English 215 Project Three:
A Guide to Researching & Writing
in Your Discipline

Composing Schedule:
Drafts Due: T 11/2, Th 11/4
Polished Draft Due: T 11/9
Project
Links
The Assignment:
For the previous projects you were asked to summarize and to analyze the discipline-specific
features of a publication in the social sciences and to write an overview of
the three broad disciplines in the university: the arts and humanities, the
social sciences, and the sciences and a synthesis essay of four to seven pages
that analyzes the similarities and differences you discovered about how the
three major these disciplines in the university work with and write about the
issue of gender difference.
For this project, you will
build on the work you’ve done in the two previous projects and this time
your purpose is to explain to new undergraduates researching and writing in
your particular discipline. Consider this: You have been asked to contribute
to a new campus publication designed to give students a thorough introduction
to writing and researching in the various majors to help them understand how
each major is a discourse community with its own set of practices.
Therefore, you will explain
- What kinds of topics
people in your discipline research
- The most important databases
they use when they want to conduct secondary research
- How they make knowledge
in that discipline (that is, what kinds of things they research and whether
they do primary and or secondary research),
- The interpretive features
of that discipline (how they interpret their research),
- The types of journals
they publish in and the most important journals in the discipline
- The types of papers they
write and for whom
- The stylistic features
of the writing that is done in that discipline
- The appropriate style
manual for the discipline
- You might also want to
explain how writing on the undergraduate level differs from the kind of writing
professors in the discipline do.
To do this effectively,
you will explore the knowledge making strategies or methods of inquiry in your
major, the interpretive conventions, and the stylistic conventions in writing.
You will use quotations from the interview with the professor that you conducted
and the articles you found to illustrate your ideas. You will also draw on your
descriptions of the databases researchers use and the journals you found. You
may also draw on your textbooks that you use in your particular discipline.
Purpose:
First, you will learn how and what professionals in your major field research
and write about. You will again engage the steps of creating a researched essay
using interviews, professional journals, and databases as sources. And you will
develop your skills of writing an informative argument.
Format:
- Typed, double-spaced
with one inch margins
- Put your name on each
page and number pages
- Give your work a title
- Include a Works Cited
or Reference page depending on whether MLA, APA, or some other style manual
is appropriate for your discipline
Heuristics
- Conduct your interview
with a professor to find out about the discipline, the topics that people
research, the types of research they do, the kinds of papers they write and
where they publish them, key journals in the discipline, and helpful databases
and so on. Ask your professor about his or her speciality in the field. What
kinds of research and papers do graduate students produce? What kinds of papers
and what types of research does he or she assign undergraduates? Then type
up your notes and include a description of your major, explaining the different
areas the major entails. Are there divisions within the major for example?

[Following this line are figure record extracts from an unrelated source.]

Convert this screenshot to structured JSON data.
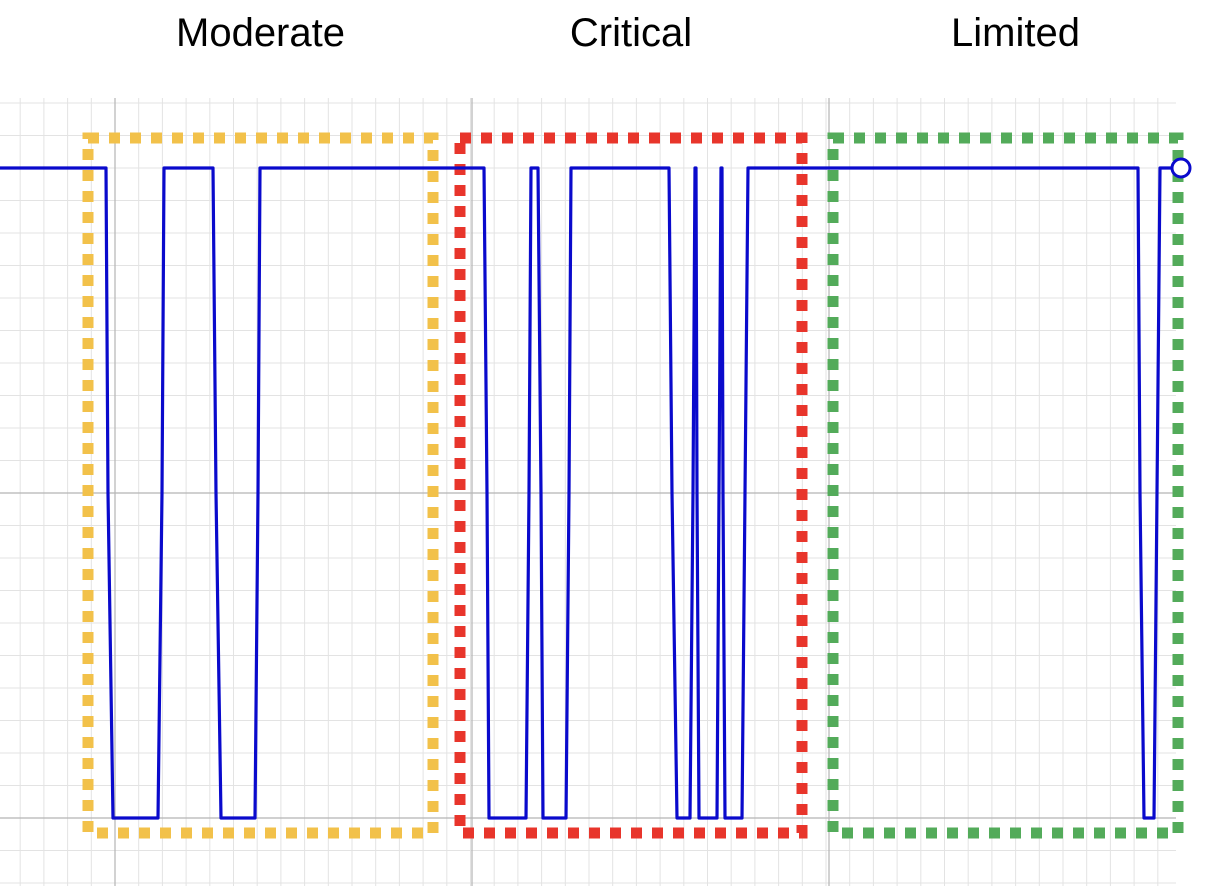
{
  "chart_data": {
    "type": "line",
    "title": "",
    "xlabel": "",
    "ylabel": "",
    "grid": true,
    "xlim": [
      0,
      1180
    ],
    "ylim": [
      0,
      1
    ],
    "line_color": "#0a0acc",
    "regions": [
      {
        "label": "Moderate",
        "color": "#f2c14a",
        "x_range": [
          88,
          433
        ]
      },
      {
        "label": "Critical",
        "color": "#e8352b",
        "x_range": [
          460,
          802
        ]
      },
      {
        "label": "Limited",
        "color": "#53ab5a",
        "x_range": [
          833,
          1180
        ]
      }
    ],
    "series": [
      {
        "x": [
          0,
          106,
          108,
          113,
          158,
          162,
          164,
          213,
          216,
          221,
          255,
          258,
          260,
          484,
          487,
          489,
          526,
          529,
          531,
          538,
          541,
          543,
          566,
          569,
          571,
          669,
          672,
          677,
          690,
          693,
          695,
          696,
          697,
          699,
          701,
          717,
          719,
          721,
          722,
          723,
          725,
          727,
          742,
          745,
          748,
          751,
          1138,
          1140,
          1144,
          1154,
          1157,
          1160,
          1175
        ],
        "y": [
          1,
          1,
          0.5,
          0,
          0,
          0.5,
          1,
          1,
          0.5,
          0,
          0,
          0.5,
          1,
          1,
          0.5,
          0,
          0,
          0.5,
          1,
          1,
          0.5,
          0,
          0,
          0.5,
          1,
          1,
          0.5,
          0,
          0,
          0.5,
          1,
          1,
          0.5,
          0,
          0,
          0,
          0.5,
          1,
          1,
          0.5,
          0,
          0,
          0,
          0.5,
          1,
          1,
          1,
          0.5,
          0,
          0,
          0.5,
          1,
          1
        ]
      }
    ]
  }
}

Do people specialize in one particular area?
- Based on your interview
and the work we did in class on researching in the various disciplines, choose
two library databases that someone in your major would use. Make sure that
at least one is specific to your field (so both cannot be general indexes).
Now write a description of each database, explaining what it is, what it indexes,
years it covers, types of journals it indexes, whether full text articles
are included, and how to do a search and retrieve an article.
- Make a list of the 3
or 4 of the most important scholarly (academic) journals that someone in your
major would read. You should know which journals are important based on what
your professor said and you can also look in ulrichs database http://0-www.ulrichsweb.com.library.lib.asu.edu/ulrichsweb/
available through ASU’s eletronic indexes—type in ulrichs
in the “name” box. Then go to the library and look at 2 of the
journals in the library to see what they look like in print. Now write a description
of each journal in which you discuss the type of publication this is, how
people submit to the journal, whether it is peer reviewed. Note how often
it comes out, who seems to be the audience, and the kinds of articles the
journal publishes. Note also whether the journal also publishes book reviews,
letters, and so on? When you have done this, you will be able to identify
features of these journals.
- Then look at several
articles in some journals and answer the following questions:
o What kinds of questions interest scholars in my major field?
o What do scholars in my major field write about?
o How do they go about researching the topics?
o How do they present their findings to other scholars and/or to the public?
- Now make copies of at
least two articles that you found in the journals. These articles should be
representative of the major, but you should be able to read them. It would
be sensible to pick articles on a topic in your major that you find interesting
and that you might be able to use in the research paper (assignment 4) that
you will write. Then after you have skimmed through the articles, make a list
of writing features that you feel are typical.